Tatum set the tone on the defensive end with his six steals, which marked a career-high for either a regular-season or playoff game. As a team, the Celtics forced 21 turnovers and off those turnovers, they scored 37 points.
On top of those turnovers, the C’s also created countless deflections, as Tatum, Jaylen Brown, Marcus Smart, Al Horford, and others all provided relentless pressure.
“Smart, even Al, diving on the floor, we need that from everybody,” said Tatum. “If Al's diving on the floor, there's no excuse for me not to or JB. We all know that. We all got each other's back. So being on the same page communicating and competing, playing as hard as you can.”

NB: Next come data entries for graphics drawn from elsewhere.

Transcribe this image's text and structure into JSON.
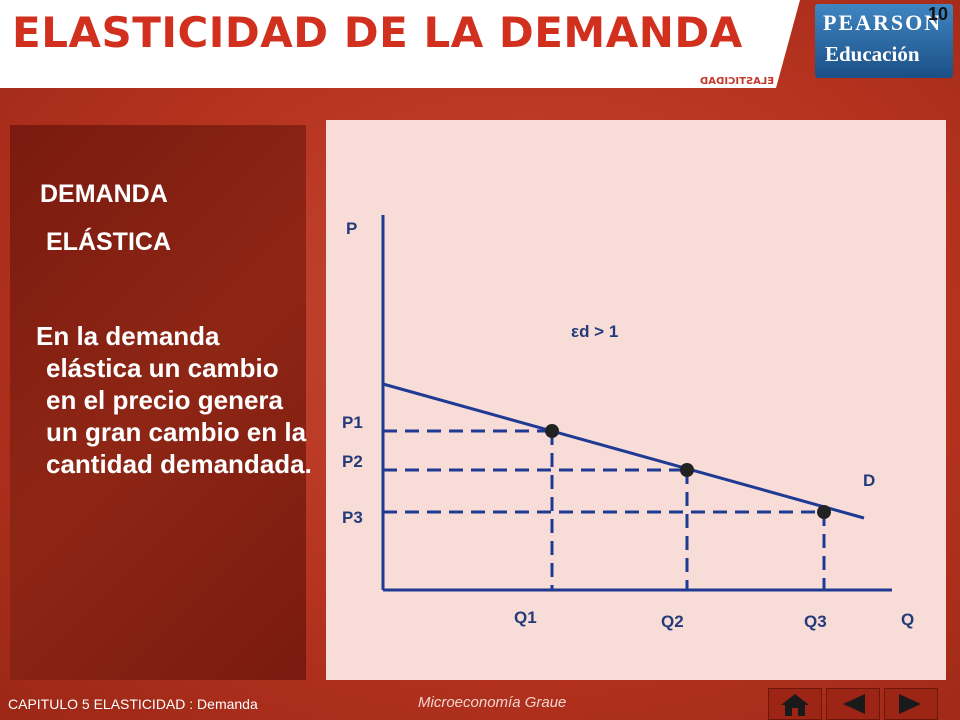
{
  "header": {
    "title": "ELASTICIDAD DE LA DEMANDA",
    "mirror_tag": "ELASTICIDAD",
    "logo_top": "PEARSON",
    "logo_bottom": "Educación",
    "slide_number": "10"
  },
  "left_panel": {
    "heading_line1": "DEMANDA",
    "heading_line2": "ELÁSTICA",
    "description": "En la demanda elástica un cambio en el precio genera un gran cambio en la cantidad demandada."
  },
  "chart_data": {
    "type": "line",
    "ylabel": "P",
    "xlabel": "Q",
    "annotation": "εd > 1",
    "curve_label": "D",
    "price_labels": [
      "P1",
      "P2",
      "P3"
    ],
    "quantity_labels": [
      "Q1",
      "Q2",
      "Q3"
    ],
    "points": [
      {
        "price": "P1",
        "quantity": "Q1"
      },
      {
        "price": "P2",
        "quantity": "Q2"
      },
      {
        "price": "P3",
        "quantity": "Q3"
      }
    ],
    "colors": {
      "curve": "#1f3a93",
      "axis": "#1f3a93",
      "guides": "#1f3a93",
      "points": "#222222"
    }
  },
  "footer": {
    "caption": "CAPITULO 5  ELASTICIDAD : Demanda",
    "logo_text": "Microeconomía Graue"
  },
  "nav": {
    "home_icon": "home-icon",
    "back_icon": "back-arrow-icon",
    "next_icon": "next-arrow-icon"
  }
}
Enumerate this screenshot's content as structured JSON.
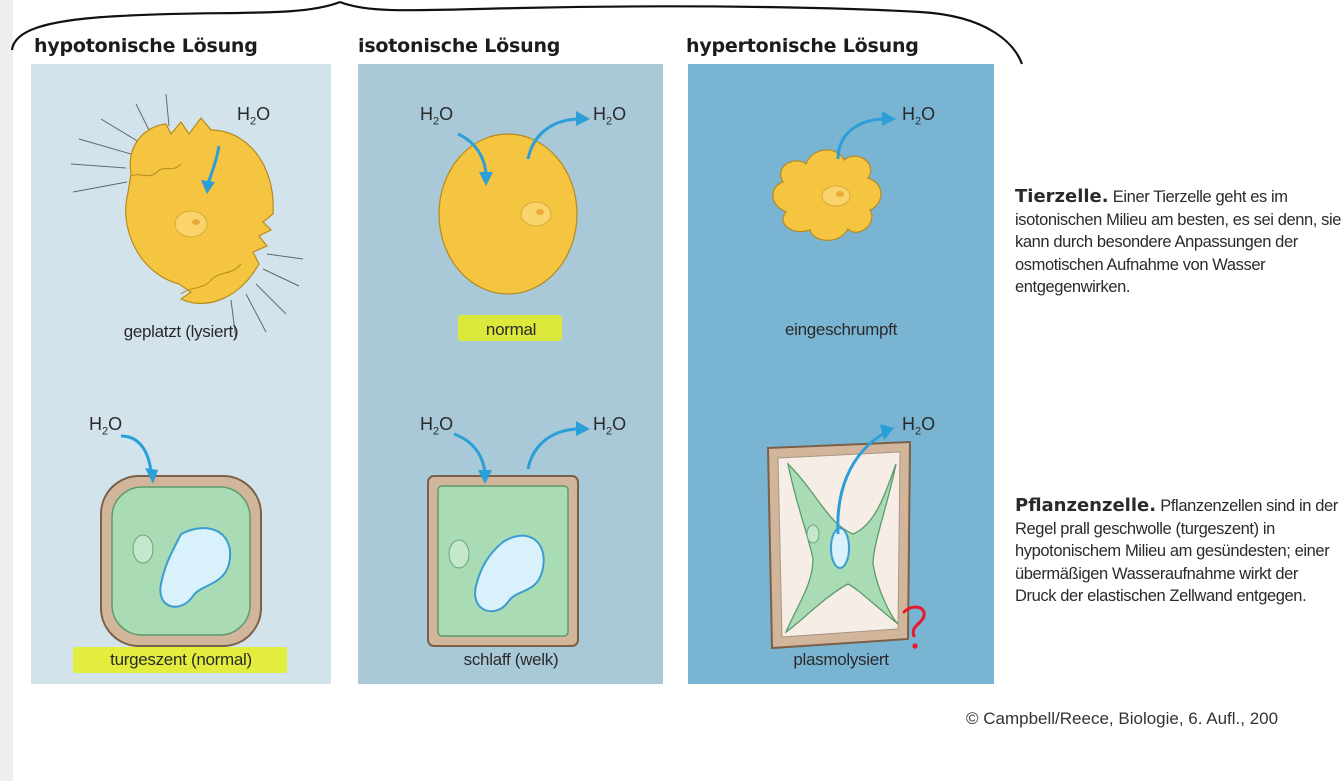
{
  "columns": [
    {
      "title": "hypotonische Lösung",
      "animal_label": "geplatzt (lysiert)",
      "plant_label": "turgeszent (normal)",
      "bg": "#d3e3ec"
    },
    {
      "title": "isotonische Lösung",
      "animal_label": "normal",
      "plant_label": "schlaff (welk)",
      "bg": "#a9c8d8"
    },
    {
      "title": "hypertonische Lösung",
      "animal_label": "eingeschrumpft",
      "plant_label": "plasmolysiert",
      "bg": "#7ab4d3"
    }
  ],
  "water_label": {
    "main": "H",
    "sub": "2",
    "tail": "O"
  },
  "animal_desc": {
    "bold": "Tierzelle.",
    "text": " Einer Tierzelle geht es im isotonischen Milieu am besten, es sei denn, sie kann durch besondere Anpassungen der osmotischen Aufnahme von Wasser entgegenwirken."
  },
  "plant_desc": {
    "bold": "Pflanzenzelle.",
    "text": " Pflanzenzellen sind in der Regel prall geschwolle (turgeszent) in hypotonischem Milieu am gesündesten; einer übermäßigen Wasseraufnahme wirkt der Druck der elastischen Zellwand entgegen."
  },
  "copyright": "© Campbell/Reece, Biologie, 6. Aufl., 200",
  "colors": {
    "highlight": "#e5ef1e",
    "arrow": "#2a9fd8",
    "cell_yellow": "#f5c542",
    "plant_green": "#a9dcb4",
    "cell_wall": "#d2b69c",
    "annotation_red": "#e8192c"
  }
}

Jaylen Brown has also stepped up as a leader to make sure that the team is coming in with the right focus, as Grant Williams described after Saturday’s pregame shootaround. “JB does a great job saying that every single game, ‘We are who we are, we have to be true to ourselves, we have to trust one another, and we have to be our best.’”
Having not one star, but two, instilling such empowerment has gone a long way in forming championship-caliber chemistry and determination.
"That’s something that myself and Jayson have been challenged to do more,” said Brown, who notched 23 points, four rebounds, five assists, and two steals. “Taking the reins is something that we've grown in that regard: being a leader, speaking to different guys separately in different ways, finding ways to inspire, motivate, influence your teammates.”
Whatever Brown and Tatum are saying, it’s working, and they have a 3-0 series lead to show for it.